In the case study, we analyzed ASOs’ mice brain LSFM data after intracerebroventricular (ICV) or intravenous (IV) administrations. The results of the spatial PK analysis suggested: 1) Whole brain images were successfully analyzed by the established workflow to indicate regional (macro-) and parenchymal (micro-) PK insights. 2) Drug signal intensity per regional tissue volume could be quantified for brain regions of interest, which shared similar PK profile pattern to the LC-MS/MS macro-PK data. 3) Parenchyma intensity profiles demonstrated different parenchyma disposition patterns among different brain regions. 4) Parenchyma/Total intensity ratio suggested route-dependent and time-dependent but not region-dependent distribution from perivascular space to parenchymal space. 5) Potential distinct distribution patterns of ASOs after ICV versus IV. The workflow helped us to disclose the insights on the new modality brain distribution from the microscopy images. This platform will be extended to micro- and cellular based PKPD analysis in the future.

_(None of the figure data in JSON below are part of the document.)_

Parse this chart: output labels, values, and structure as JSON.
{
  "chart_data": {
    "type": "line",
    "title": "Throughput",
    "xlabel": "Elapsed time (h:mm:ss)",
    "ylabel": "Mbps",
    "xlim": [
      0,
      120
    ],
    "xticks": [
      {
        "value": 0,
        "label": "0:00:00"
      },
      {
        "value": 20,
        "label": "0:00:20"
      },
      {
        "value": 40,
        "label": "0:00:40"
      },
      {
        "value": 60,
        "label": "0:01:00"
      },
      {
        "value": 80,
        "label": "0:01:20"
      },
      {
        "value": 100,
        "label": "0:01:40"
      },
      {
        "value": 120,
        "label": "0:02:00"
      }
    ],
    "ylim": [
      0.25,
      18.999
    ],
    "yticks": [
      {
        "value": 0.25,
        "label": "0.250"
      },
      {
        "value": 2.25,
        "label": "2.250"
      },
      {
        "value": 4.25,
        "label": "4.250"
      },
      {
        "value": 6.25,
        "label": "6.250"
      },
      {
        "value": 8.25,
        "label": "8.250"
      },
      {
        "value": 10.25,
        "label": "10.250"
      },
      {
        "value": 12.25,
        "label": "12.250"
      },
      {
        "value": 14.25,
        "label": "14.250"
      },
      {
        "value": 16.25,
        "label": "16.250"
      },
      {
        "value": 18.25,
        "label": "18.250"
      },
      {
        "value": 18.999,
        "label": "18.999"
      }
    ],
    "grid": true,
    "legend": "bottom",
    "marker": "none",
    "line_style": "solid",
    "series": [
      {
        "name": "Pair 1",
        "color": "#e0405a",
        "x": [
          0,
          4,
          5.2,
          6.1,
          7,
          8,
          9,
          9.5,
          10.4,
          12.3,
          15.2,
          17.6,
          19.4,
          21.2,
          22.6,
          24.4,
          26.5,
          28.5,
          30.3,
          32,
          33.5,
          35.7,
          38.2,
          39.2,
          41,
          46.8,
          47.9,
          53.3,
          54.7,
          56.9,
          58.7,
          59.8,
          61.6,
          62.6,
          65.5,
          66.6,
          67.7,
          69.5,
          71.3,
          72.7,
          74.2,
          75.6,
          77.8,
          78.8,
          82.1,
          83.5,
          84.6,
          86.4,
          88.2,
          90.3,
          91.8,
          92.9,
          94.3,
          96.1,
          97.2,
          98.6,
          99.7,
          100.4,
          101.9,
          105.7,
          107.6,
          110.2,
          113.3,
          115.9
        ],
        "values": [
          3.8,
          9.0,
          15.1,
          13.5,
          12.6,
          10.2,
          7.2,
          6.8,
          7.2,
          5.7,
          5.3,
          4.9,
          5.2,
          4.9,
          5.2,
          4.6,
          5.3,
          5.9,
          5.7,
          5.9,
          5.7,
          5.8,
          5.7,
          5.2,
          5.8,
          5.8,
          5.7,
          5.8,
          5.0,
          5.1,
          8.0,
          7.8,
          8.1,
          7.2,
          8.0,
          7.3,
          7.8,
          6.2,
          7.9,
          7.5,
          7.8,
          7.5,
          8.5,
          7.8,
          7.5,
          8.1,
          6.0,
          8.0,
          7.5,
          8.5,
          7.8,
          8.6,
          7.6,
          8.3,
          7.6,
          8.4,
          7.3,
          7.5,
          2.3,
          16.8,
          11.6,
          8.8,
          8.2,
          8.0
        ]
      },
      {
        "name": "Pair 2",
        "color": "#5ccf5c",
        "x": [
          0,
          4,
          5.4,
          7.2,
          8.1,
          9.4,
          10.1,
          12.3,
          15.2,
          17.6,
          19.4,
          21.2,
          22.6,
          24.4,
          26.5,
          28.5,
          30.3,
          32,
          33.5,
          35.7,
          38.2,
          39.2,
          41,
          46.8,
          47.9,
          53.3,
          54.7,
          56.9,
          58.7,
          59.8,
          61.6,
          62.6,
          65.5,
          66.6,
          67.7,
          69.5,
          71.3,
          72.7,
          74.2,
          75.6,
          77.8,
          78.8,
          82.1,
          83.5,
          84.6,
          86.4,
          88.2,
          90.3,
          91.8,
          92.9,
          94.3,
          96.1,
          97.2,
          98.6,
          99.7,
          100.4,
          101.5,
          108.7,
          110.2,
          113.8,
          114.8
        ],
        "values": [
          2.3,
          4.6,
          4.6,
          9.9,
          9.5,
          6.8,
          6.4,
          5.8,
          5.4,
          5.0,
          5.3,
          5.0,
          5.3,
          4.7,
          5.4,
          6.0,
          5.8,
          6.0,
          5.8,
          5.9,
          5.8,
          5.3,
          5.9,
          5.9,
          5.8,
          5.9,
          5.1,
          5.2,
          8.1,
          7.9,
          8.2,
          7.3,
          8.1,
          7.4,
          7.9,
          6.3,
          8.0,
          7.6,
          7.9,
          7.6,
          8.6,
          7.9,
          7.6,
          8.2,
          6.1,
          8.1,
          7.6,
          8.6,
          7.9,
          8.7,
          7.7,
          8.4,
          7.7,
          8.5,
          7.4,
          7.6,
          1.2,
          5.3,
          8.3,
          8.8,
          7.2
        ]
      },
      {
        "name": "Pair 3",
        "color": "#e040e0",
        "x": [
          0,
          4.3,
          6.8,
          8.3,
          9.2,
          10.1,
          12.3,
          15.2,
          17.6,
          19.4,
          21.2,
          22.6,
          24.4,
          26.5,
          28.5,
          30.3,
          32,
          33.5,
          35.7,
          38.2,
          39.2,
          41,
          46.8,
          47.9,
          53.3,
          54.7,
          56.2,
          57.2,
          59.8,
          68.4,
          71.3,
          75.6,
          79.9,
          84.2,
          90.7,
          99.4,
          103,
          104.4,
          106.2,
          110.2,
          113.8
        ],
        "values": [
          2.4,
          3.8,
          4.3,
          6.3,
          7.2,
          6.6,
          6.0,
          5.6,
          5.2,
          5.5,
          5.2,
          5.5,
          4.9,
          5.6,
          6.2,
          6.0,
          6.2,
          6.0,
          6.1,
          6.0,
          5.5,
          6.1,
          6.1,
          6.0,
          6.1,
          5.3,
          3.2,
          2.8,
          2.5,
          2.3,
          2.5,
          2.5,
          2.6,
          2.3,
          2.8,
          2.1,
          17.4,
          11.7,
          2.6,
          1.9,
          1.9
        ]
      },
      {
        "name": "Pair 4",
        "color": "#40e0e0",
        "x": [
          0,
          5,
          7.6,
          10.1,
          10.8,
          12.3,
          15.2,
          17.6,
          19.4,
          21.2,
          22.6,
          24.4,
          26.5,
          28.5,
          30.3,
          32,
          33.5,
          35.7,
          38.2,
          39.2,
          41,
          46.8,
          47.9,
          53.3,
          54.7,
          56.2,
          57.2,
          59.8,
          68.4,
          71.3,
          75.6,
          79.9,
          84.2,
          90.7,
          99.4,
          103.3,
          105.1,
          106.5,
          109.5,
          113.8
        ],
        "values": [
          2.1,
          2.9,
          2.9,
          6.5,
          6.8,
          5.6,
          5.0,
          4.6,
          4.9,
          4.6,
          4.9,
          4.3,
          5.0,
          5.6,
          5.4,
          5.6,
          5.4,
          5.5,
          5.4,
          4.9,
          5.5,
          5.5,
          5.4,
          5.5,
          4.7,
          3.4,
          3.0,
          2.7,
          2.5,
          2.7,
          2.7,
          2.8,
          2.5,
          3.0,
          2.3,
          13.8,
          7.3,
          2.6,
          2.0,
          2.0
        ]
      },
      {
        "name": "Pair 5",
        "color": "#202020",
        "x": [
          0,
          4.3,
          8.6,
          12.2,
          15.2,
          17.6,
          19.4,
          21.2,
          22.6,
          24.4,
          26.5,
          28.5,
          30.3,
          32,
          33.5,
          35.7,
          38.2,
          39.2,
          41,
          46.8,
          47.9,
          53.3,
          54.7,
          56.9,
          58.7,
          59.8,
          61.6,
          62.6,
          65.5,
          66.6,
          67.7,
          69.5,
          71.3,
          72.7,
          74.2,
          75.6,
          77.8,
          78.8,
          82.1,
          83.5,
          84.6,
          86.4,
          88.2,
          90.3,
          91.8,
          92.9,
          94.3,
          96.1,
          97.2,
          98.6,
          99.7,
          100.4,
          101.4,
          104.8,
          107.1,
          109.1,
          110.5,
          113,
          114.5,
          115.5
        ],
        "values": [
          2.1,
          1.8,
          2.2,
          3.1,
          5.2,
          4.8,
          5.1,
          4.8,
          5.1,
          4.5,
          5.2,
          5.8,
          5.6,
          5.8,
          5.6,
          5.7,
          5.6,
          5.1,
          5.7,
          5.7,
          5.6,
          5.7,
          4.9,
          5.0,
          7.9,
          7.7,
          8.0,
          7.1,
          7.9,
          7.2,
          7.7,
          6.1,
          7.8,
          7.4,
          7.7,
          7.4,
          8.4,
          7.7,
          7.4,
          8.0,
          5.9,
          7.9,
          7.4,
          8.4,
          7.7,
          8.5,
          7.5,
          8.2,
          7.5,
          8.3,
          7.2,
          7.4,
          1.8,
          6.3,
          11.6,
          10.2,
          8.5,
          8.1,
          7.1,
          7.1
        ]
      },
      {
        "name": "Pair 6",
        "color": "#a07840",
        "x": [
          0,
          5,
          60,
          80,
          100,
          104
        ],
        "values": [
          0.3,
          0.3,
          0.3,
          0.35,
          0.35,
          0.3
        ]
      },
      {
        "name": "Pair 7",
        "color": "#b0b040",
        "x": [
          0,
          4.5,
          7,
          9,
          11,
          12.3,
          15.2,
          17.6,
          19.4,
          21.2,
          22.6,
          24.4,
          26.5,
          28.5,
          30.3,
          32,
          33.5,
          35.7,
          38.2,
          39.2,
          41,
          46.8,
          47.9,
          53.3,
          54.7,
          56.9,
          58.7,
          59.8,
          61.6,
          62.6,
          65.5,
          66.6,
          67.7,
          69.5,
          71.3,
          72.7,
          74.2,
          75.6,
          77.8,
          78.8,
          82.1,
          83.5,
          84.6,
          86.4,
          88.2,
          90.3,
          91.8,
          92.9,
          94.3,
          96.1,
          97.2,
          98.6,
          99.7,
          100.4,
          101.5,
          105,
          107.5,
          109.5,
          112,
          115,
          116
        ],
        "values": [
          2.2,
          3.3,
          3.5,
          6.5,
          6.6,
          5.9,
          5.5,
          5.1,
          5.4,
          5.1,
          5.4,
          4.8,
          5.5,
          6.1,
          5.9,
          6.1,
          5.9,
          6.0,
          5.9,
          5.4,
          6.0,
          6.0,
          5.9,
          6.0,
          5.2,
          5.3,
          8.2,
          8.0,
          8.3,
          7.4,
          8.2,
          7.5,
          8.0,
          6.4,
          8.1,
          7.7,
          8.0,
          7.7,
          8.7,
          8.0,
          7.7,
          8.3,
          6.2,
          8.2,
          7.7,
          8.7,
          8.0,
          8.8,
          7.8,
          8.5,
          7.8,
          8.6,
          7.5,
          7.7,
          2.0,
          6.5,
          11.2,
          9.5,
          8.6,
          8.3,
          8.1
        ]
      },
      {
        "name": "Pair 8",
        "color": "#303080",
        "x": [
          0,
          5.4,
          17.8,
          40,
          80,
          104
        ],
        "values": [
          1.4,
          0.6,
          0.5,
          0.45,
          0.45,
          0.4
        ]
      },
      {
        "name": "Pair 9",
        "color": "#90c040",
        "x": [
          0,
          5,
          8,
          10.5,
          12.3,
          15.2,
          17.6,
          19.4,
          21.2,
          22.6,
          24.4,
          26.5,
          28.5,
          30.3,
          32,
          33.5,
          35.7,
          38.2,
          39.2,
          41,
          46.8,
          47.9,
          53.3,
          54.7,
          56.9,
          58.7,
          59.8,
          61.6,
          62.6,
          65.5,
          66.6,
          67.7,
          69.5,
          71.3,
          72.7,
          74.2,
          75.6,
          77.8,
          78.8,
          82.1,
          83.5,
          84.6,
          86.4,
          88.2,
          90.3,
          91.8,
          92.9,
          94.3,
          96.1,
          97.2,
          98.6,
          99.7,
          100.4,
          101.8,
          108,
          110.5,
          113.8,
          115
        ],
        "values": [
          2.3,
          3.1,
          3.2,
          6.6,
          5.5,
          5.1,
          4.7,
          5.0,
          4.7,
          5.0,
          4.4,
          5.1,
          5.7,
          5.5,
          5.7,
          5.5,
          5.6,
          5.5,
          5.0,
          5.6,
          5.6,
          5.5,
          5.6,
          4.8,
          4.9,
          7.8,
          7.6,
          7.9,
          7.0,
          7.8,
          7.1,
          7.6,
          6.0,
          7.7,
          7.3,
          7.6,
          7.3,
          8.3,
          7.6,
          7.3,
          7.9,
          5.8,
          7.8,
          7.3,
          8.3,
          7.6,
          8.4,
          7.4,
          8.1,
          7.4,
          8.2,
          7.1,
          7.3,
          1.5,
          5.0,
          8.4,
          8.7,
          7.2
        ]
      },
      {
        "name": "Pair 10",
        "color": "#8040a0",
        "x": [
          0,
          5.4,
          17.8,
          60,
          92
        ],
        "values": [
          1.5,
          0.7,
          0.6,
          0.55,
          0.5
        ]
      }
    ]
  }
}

Finally, I would like to thank the co-coauthors Miyu Nakayama, Asahi Adachi, Syunsuke Yamamoto, Akihiko Goto and Shinji Iwasaki for their contributions to the study. I also thank our colleagues Xiaoxi Liu and Hisashi Fujita for providing the bioanalysis PK data as well as our former intern Kio Yagami for his efforts. Last but not least, I am grateful to all the DMPK&M colleagues at Takeda Pharmaceutical Co. Ltd. for their suggestions and comments.